Project 16: Network Stack Exploration

Build a packet capture tool and a tiny TCP/IP stack simulator.

Quick Reference

Attribute Value
Difficulty Advanced
Time Estimate 16-24 hours
Main Programming Language C
Alternative Programming Languages Rust, Go
Coolness Level Very High
Business Potential Medium (network tooling)
Prerequisites sockets, packet formats, binary parsing
Key Topics Ethernet/IP/TCP headers, packet capture, TCP state machine

1. Learning Objectives

By completing this project, you will:

  1. Capture packets from a real interface and decode headers.
  2. Simulate a minimal TCP state machine for handshake and teardown.
  3. Compare simulated events with real kernel traffic.
  4. Explain how socket API calls map to packets on the wire.

2. All Theory Needed (Per-Concept Breakdown)

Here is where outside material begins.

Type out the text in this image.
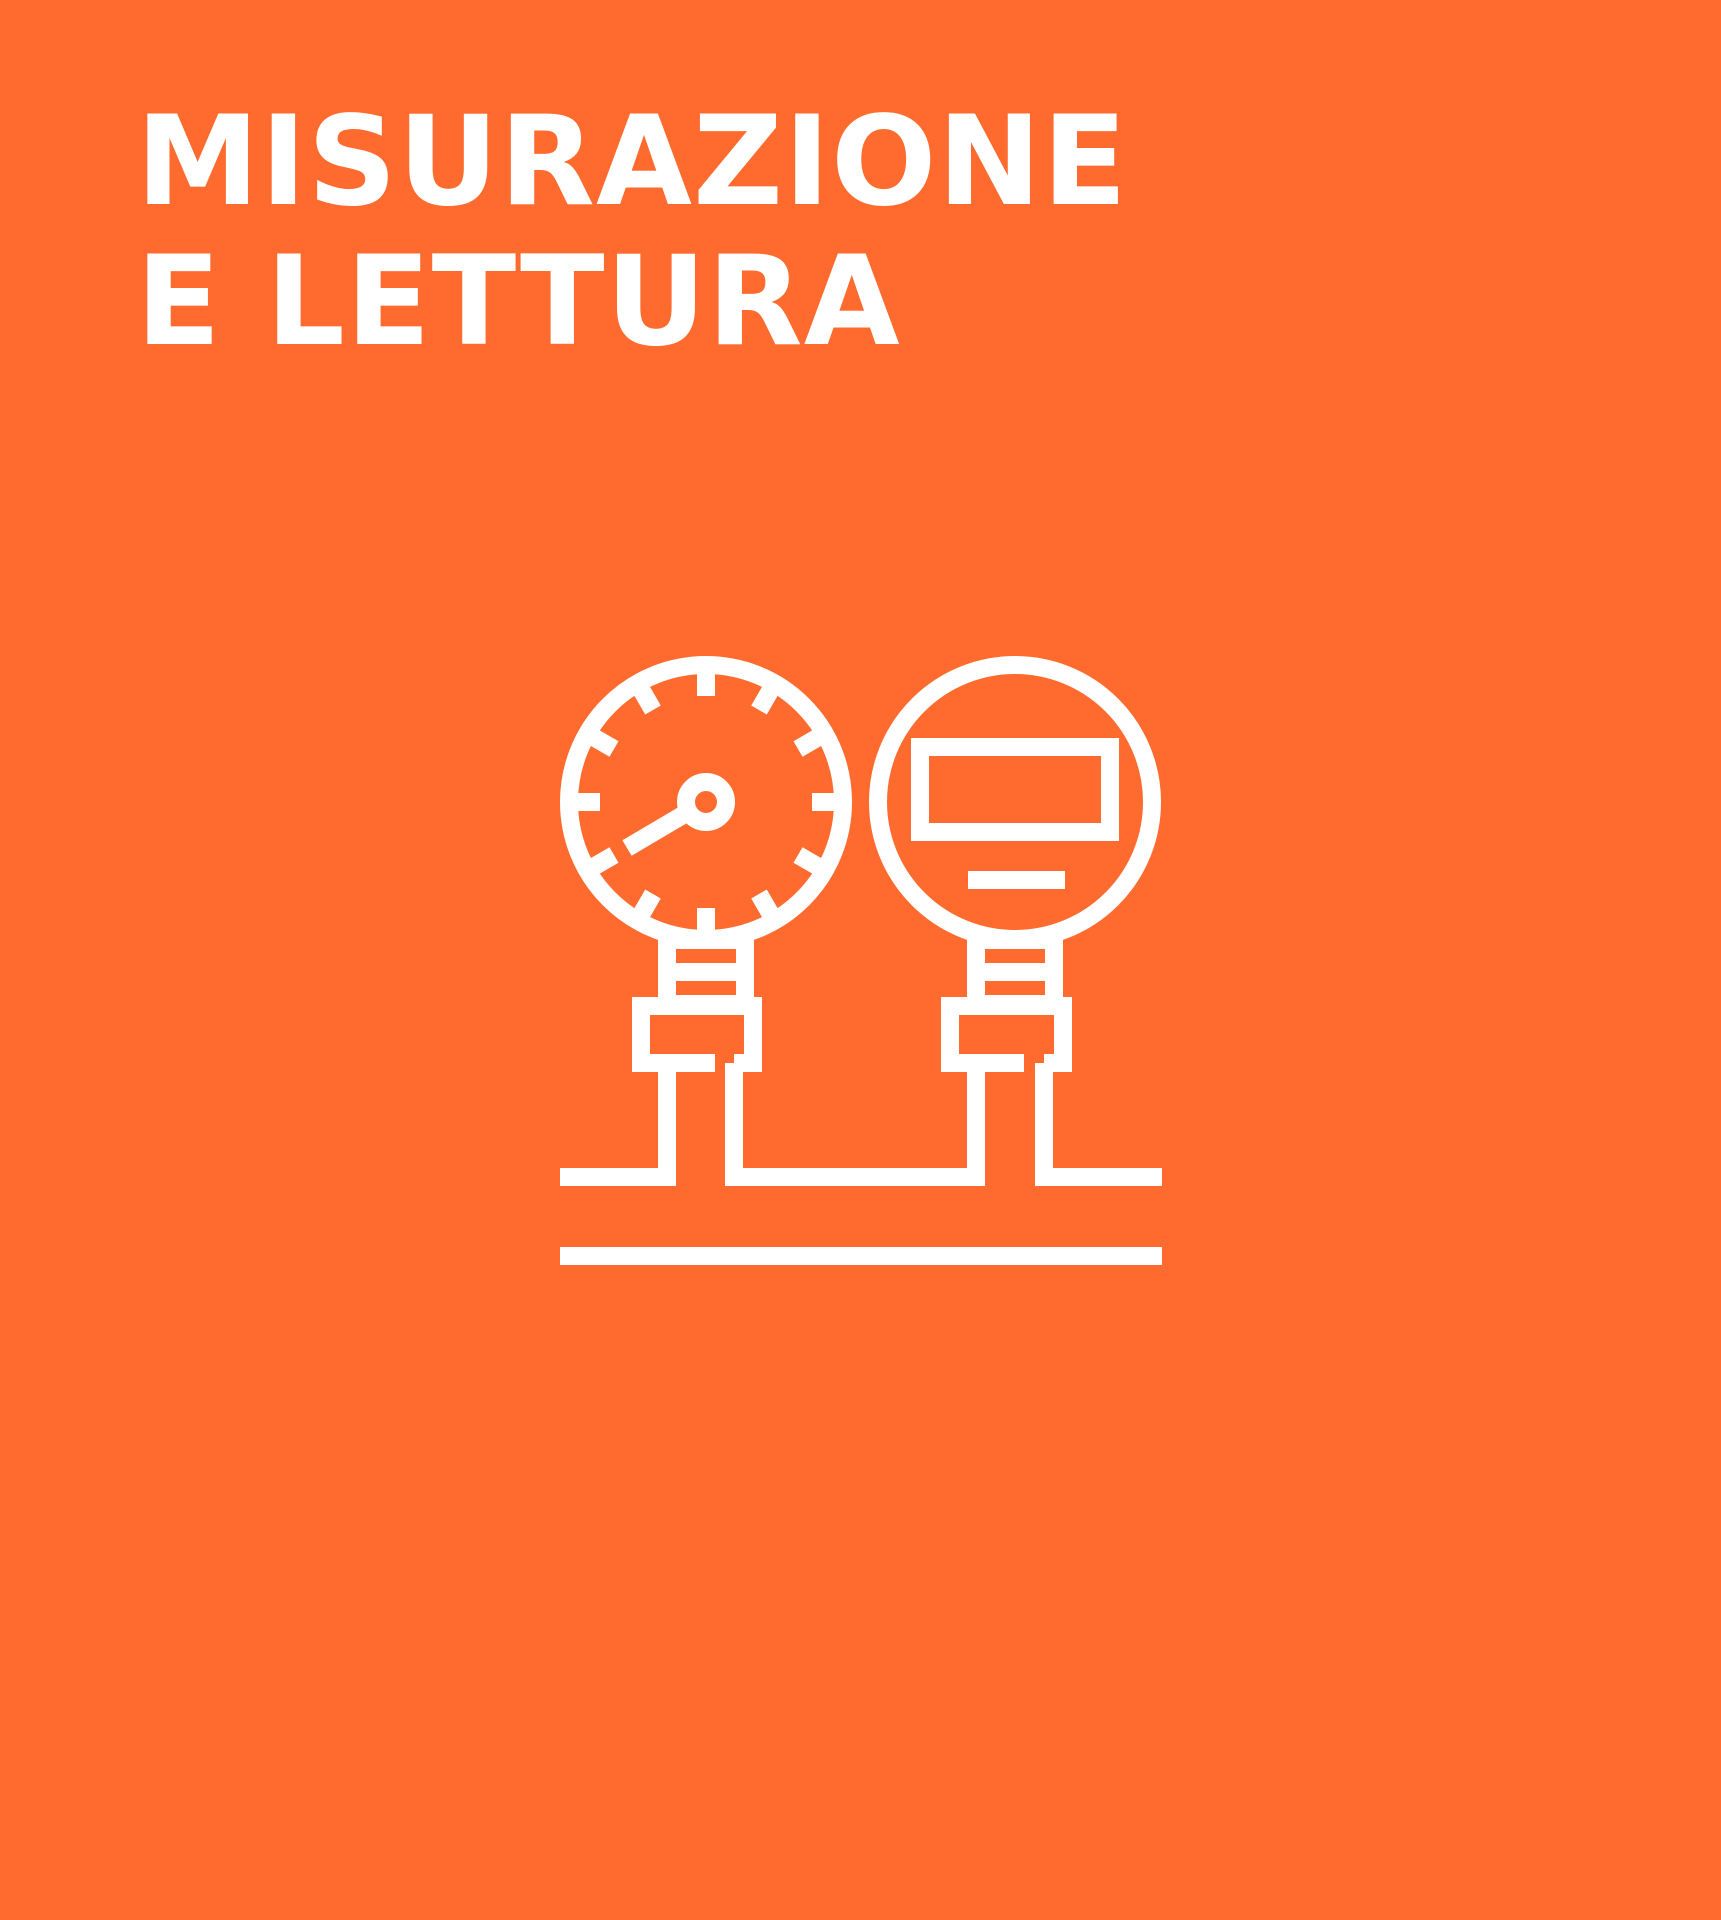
MISURAZIONE
E LETTURA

TCP/IP Stack and Packet Flow

Fundamentals

The network stack moves bytes from applications to packets on the wire. TCP provides reliable byte streams over IP, which runs over Ethernet. Each layer adds its own header. A packet capture tool reads raw frames from a network interface and decodes these headers. TCP connections follow a state machine: SYN, SYN-ACK, ACK to establish, and FIN/ACK to close. Understanding the header fields and states allows you to connect application behavior with network events.

Deep Dive into the concept

Ethernet frames have source/destination MAC addresses and an EtherType field indicating the payload (IPv4, IPv6, ARP). The IP header includes source/destination IPs, protocol number, and fragmentation fields. TCP adds ports, sequence numbers, acknowledgment numbers, flags (SYN, ACK, FIN), and window size. These fields drive connection semantics.

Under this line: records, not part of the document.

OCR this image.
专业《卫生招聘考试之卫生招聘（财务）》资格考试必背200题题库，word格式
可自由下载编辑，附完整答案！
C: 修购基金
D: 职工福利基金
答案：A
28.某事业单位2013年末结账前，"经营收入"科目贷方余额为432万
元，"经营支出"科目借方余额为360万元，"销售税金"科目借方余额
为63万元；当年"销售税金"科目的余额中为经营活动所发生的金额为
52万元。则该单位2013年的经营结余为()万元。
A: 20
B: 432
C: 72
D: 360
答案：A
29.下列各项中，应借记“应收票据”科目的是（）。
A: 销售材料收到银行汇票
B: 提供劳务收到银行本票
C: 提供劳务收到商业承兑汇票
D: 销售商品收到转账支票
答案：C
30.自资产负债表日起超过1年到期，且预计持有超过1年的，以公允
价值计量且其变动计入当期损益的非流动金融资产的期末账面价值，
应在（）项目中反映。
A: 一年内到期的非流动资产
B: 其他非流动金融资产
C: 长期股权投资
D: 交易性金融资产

A packet capture tool can be implemented using raw sockets or libpcap. Raw sockets require root privileges and provide access to link-layer frames. You must parse variable-length headers (IP header length can vary due to options). Endianness matters: fields are in network byte order. Failing to convert with htons/ntohs yields incorrect values.

The TCP state machine is deterministic: new connections start in CLOSED, then move to SYN-SENT, SYN-RECEIVED, ESTABLISHED, and eventually FIN-WAIT and CLOSED. Your simulator can model only a subset (handshake and teardown), but it should track sequence numbers and acknowledge values. You can compare your simulated handshake to captured packets from a real TCP connection to verify correctness.

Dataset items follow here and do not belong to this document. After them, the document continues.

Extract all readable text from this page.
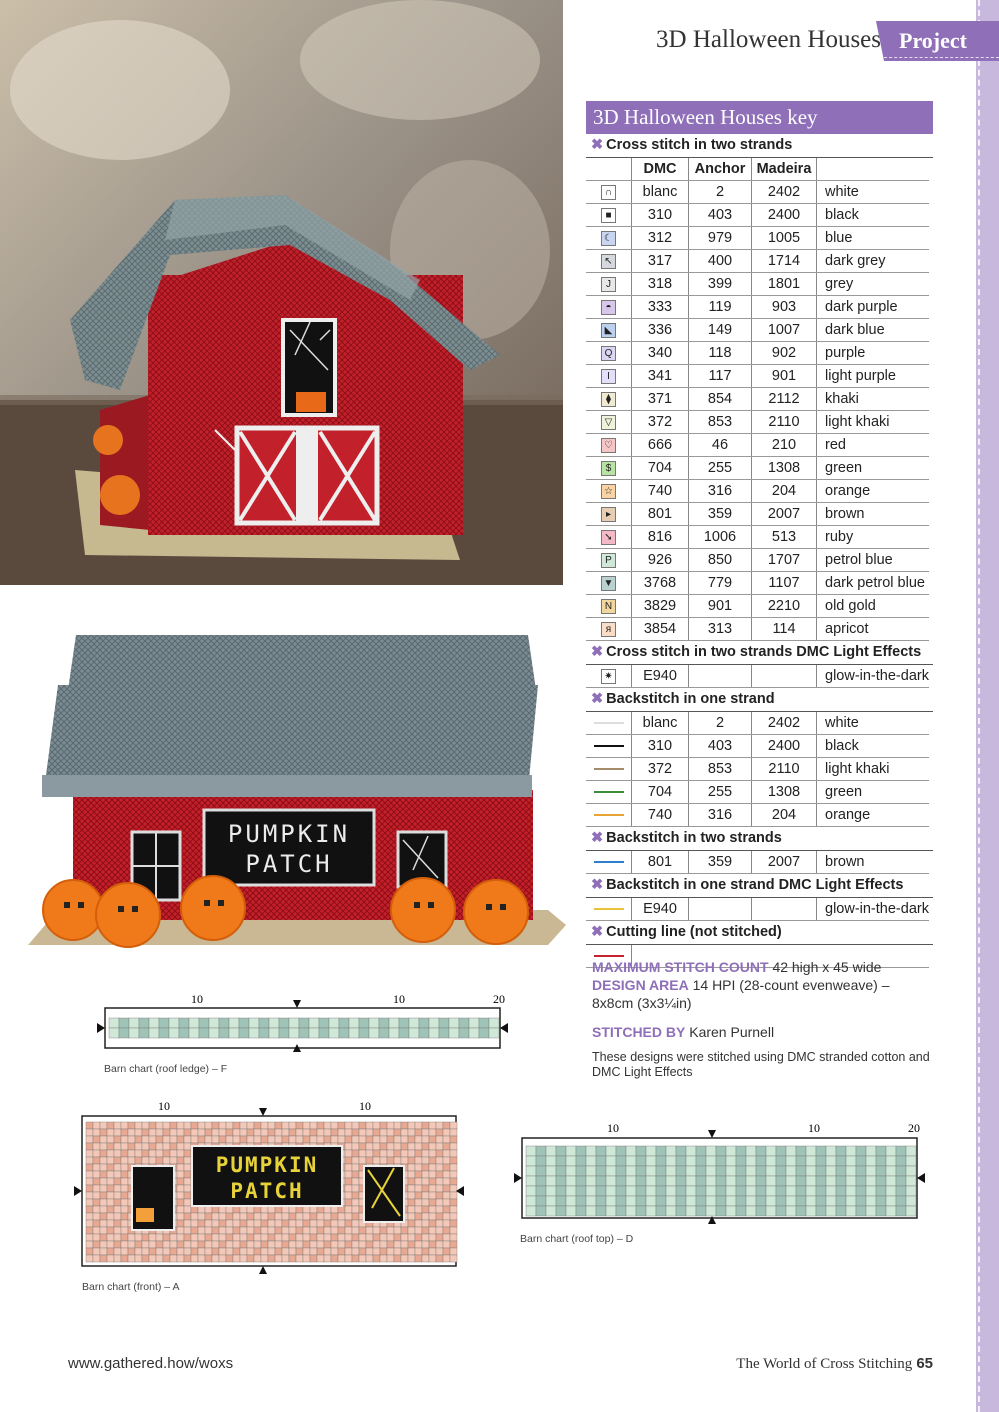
3D Halloween Houses Project
PUMPKIN
PATCH
3D Halloween Houses key
✖ Cross stitch in two strands
	DMC	Anchor	Madeira	
∩	blanc	2	2402	white
■	310	403	2400	black
☾	312	979	1005	blue
↖	317	400	1714	dark grey
J	318	399	1801	grey
◓	333	119	903	dark purple
◣	336	149	1007	dark blue
Q	340	118	902	purple
I	341	117	901	light purple
⧫	371	854	2112	khaki
▽	372	853	2110	light khaki
♡	666	46	210	red
$	704	255	1308	green
☆	740	316	204	orange
▸	801	359	2007	brown
➘	816	1006	513	ruby
P	926	850	1707	petrol blue
▼	3768	779	1107	dark petrol blue
N	3829	901	2210	old gold
я	3854	313	114	apricot
✖ Cross stitch in two strands DMC Light Effects
✷	E940			glow-in-the-dark
✖ Backstitch in one strand
	blanc	2	2402	white
	310	403	2400	black
	372	853	2110	light khaki
	704	255	1308	green
	740	316	204	orange
✖ Backstitch in two strands
	801	359	2007	brown
✖ Backstitch in one strand DMC Light Effects
	E940			glow-in-the-dark
✖ Cutting line (not stitched)

MAXIMUM STITCH COUNT 42 high x 45 wide

DESIGN AREA 14 HPI (28-count evenweave) – 8x8cm (3x3¼in)

STITCHED BY Karen Purnell

These designs were stitched using DMC stranded cotton and DMC Light Effects

10	10	20
Barn chart (roof ledge) – F
10	10
PUMPKIN
PATCH
Barn chart (front) – A
10	10	20
Barn chart (roof top) – D
www.gathered.how/woxs	The World of Cross Stitching 65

This project bridges OS and networking. You will see how the kernel takes a connect() call and emits a SYN packet. You can also observe retransmissions and timeouts by dropping packets or blocking responses. The combination of capture and simulation makes the TCP/IP stack tangible.

How this fit on projects

This concept builds on Project 8 (syscall tracing) and Project 15 (kernel modules). It also uses IPC and buffer management concepts.

Definitions & key terms

  • Ethernet frame: link-layer packet format.
  • IP packet: network-layer unit with IP header.
  • TCP segment: transport-layer unit with TCP header.
  • SYN/ACK: TCP handshake flags.

Mental model diagram (ASCII)

App -> TCP -> IP -> Ethernet -> Wire

How it works (step-by-step)

  1. Capture packet from interface.
  2. Decode Ethernet header.
  3. Decode IP header and verify protocol.
  4. Decode TCP header and flags.
  5. Update simulator state.

Minimal concrete example

struct iphdr *ip = (struct iphdr*)(frame + 14);
if (ip->protocol == IPPROTO_TCP) { /* parse TCP */ }

Common misconceptions

  • “TCP is stateless”: it is a strict state machine.
  • “Packets are always complete”: fragmentation can occur.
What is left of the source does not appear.